The suit alleges that the board's policies are overly broad, are content-based and that there's no legitimate government interest for the control of citizens' speech in this context.
"Plaintiffs challenge this intrusion onto their rights," the suit states.
The suit alleges that the board's policies - both as written and as implemented - violate both the First Amendment of the U.S. Constitution and Louisiana's Open Meetings laws. The plaintiffs are suing LCG as the supervising agency of the board. Judge is sued in both his official and personal capacities.
We reached to Judge and LCG for comment; LCG generally does not comment on pending legal matters, and a spokesperson said they couldn't comment on this suit. Judge responded that he cannot comment on a pending lawsuit.
The suit alleges that Judge's term as president of the board has been "fraught with controversy and community dissension pertaining to censorship of books and materials housed in the Lafayette Public Library System."
The suit lists several controversial situations, including the November 2021 attempt to remove a book from the library; the April 2022 attempt to remove a film from the library; and the July 2022 attempt to fire one of the librarians.
"Members of the public frequently attend the Library Board of Control meetings, and many speak out in opposition to Defendant Judge, Board policy proposals and attempts at censorship," the suit alleges, adding that Judge posted "an excised" version of the disturbing the peace law, La. R.S. 14:103, at board meetings to support his approach to controlling audience comments.
"The United States Supreme Court and Louisiana Supreme Court have prohibited or limited application of this statute’s language for more than 60 years," the suit states.
Two law enforcement officers are at every meeting, flanking the board and facing the public, the suit states.
"Since September 2022, prior to allowing public comment at each meeting, Defendant Judge issues a series of warnings to attendees. These warnings include advising the public that people will be removed if their speech is deemed violative of La. R.S. 14:103, without explaining what conduct or words will violate the statute," the suit states. "The warnings also instruct members of the public they will be removed if they use “confrontational” or “derogatory” speech or debate during the public comment portion. Defendant Judge does not define “confrontation” or “derogatory” or “debate.” The warnings also instruct members of the public that they will be removed if they mention Board members by name during the public comment portion of the meeting."
The suit states that Judge has "used these policies to engage in content discrimination and viewpoint discrimination."
The rules apply differently if you agree with Judge, the suit alleges.

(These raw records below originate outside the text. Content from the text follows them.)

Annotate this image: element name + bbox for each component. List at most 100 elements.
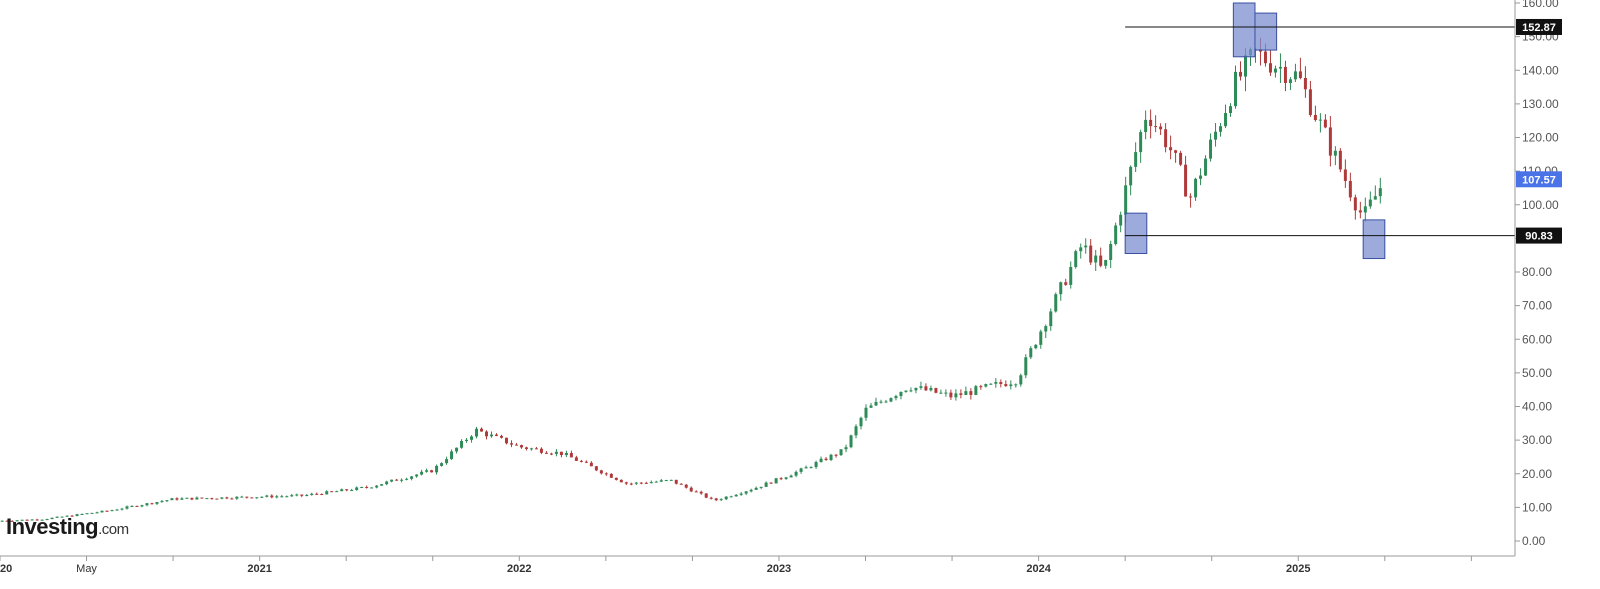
candle-down xyxy=(594,466,598,471)
candle-up xyxy=(1199,175,1203,179)
candle-down xyxy=(215,498,219,500)
y-tick-label: 70.00 xyxy=(1522,299,1552,313)
candle-up xyxy=(1368,199,1372,207)
candle-up xyxy=(1209,139,1213,159)
candle-up xyxy=(205,498,209,500)
candle-down xyxy=(959,393,963,395)
candle-down xyxy=(644,482,648,484)
candle-down xyxy=(679,483,683,485)
candle-up xyxy=(100,510,104,513)
candle-up xyxy=(919,386,923,388)
candle-up xyxy=(325,491,329,495)
candle-up xyxy=(1074,251,1078,267)
candle-up xyxy=(340,489,344,492)
candle-down xyxy=(245,496,249,498)
candle-down xyxy=(1164,129,1168,148)
candle-up xyxy=(1134,152,1138,167)
candle-up xyxy=(115,509,119,511)
candle-up xyxy=(884,401,888,403)
candle-up xyxy=(310,493,314,495)
candle-down xyxy=(480,428,484,432)
candle-down xyxy=(225,497,229,499)
candle-down xyxy=(769,482,773,484)
candle-down xyxy=(150,503,154,505)
candle-up xyxy=(1363,206,1367,213)
candle-up xyxy=(909,390,913,392)
candle-up xyxy=(240,496,244,498)
candle-up xyxy=(869,405,873,408)
candle-up xyxy=(160,501,164,503)
candle-up xyxy=(60,516,64,518)
current-price-badge xyxy=(1516,171,1562,188)
candle-down xyxy=(1313,114,1317,121)
candle-up xyxy=(110,510,114,512)
candle-up xyxy=(1034,344,1038,349)
x-tick-label: 2021 xyxy=(247,563,271,575)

"Despite these speech restrictions, Defendant Judge has allowed members of the public with whom he shares personal viewpoints to engage in speech that arguably falls within the proscribed categories. No speakers who engaged in speech that aligned with Defendant Judge’s own personal beliefs has been ejected from a public meeting," the suit states. "For example, Defendant Judge has permitted certain speakers to insinuate that members of the community opposing censorship are “grooming” children for sexualization. As further example, Defendant Judge has permitted multiple members of the public to praise him, by name, despite the policy of not “singling out” Board members by name."
The suit states in detail Brevis' version of what happened at the January meeting, and alleges that what happened to her is having a chilling effect on her speech and the speech of other citizens.
"Speech that is offensive, derisive, annoying, confrontational, or derogatory is protected by the United States Constitution. Speech addressed to public officials directly and by name is core political speech necessary to democratic governance and protected by the United States Constitution," the suit states. "The posting and threatened enforcement of the portion of the disturbing the peace statute facially prohibits and chills a large swath of protected speech. The limitations on speech imposed by formal announced policy at the meetings likewise sweep a substantial amount of protected speech within their ambit."
The plaintiffs ask the court to find the board's policies and practices violate the state Open Meetings Law and the U.S. Constitution and to order training for LCG and Judge to ensure future policies follow the law. They request punitive damages from Judge personally, and they want attorney fees and costs.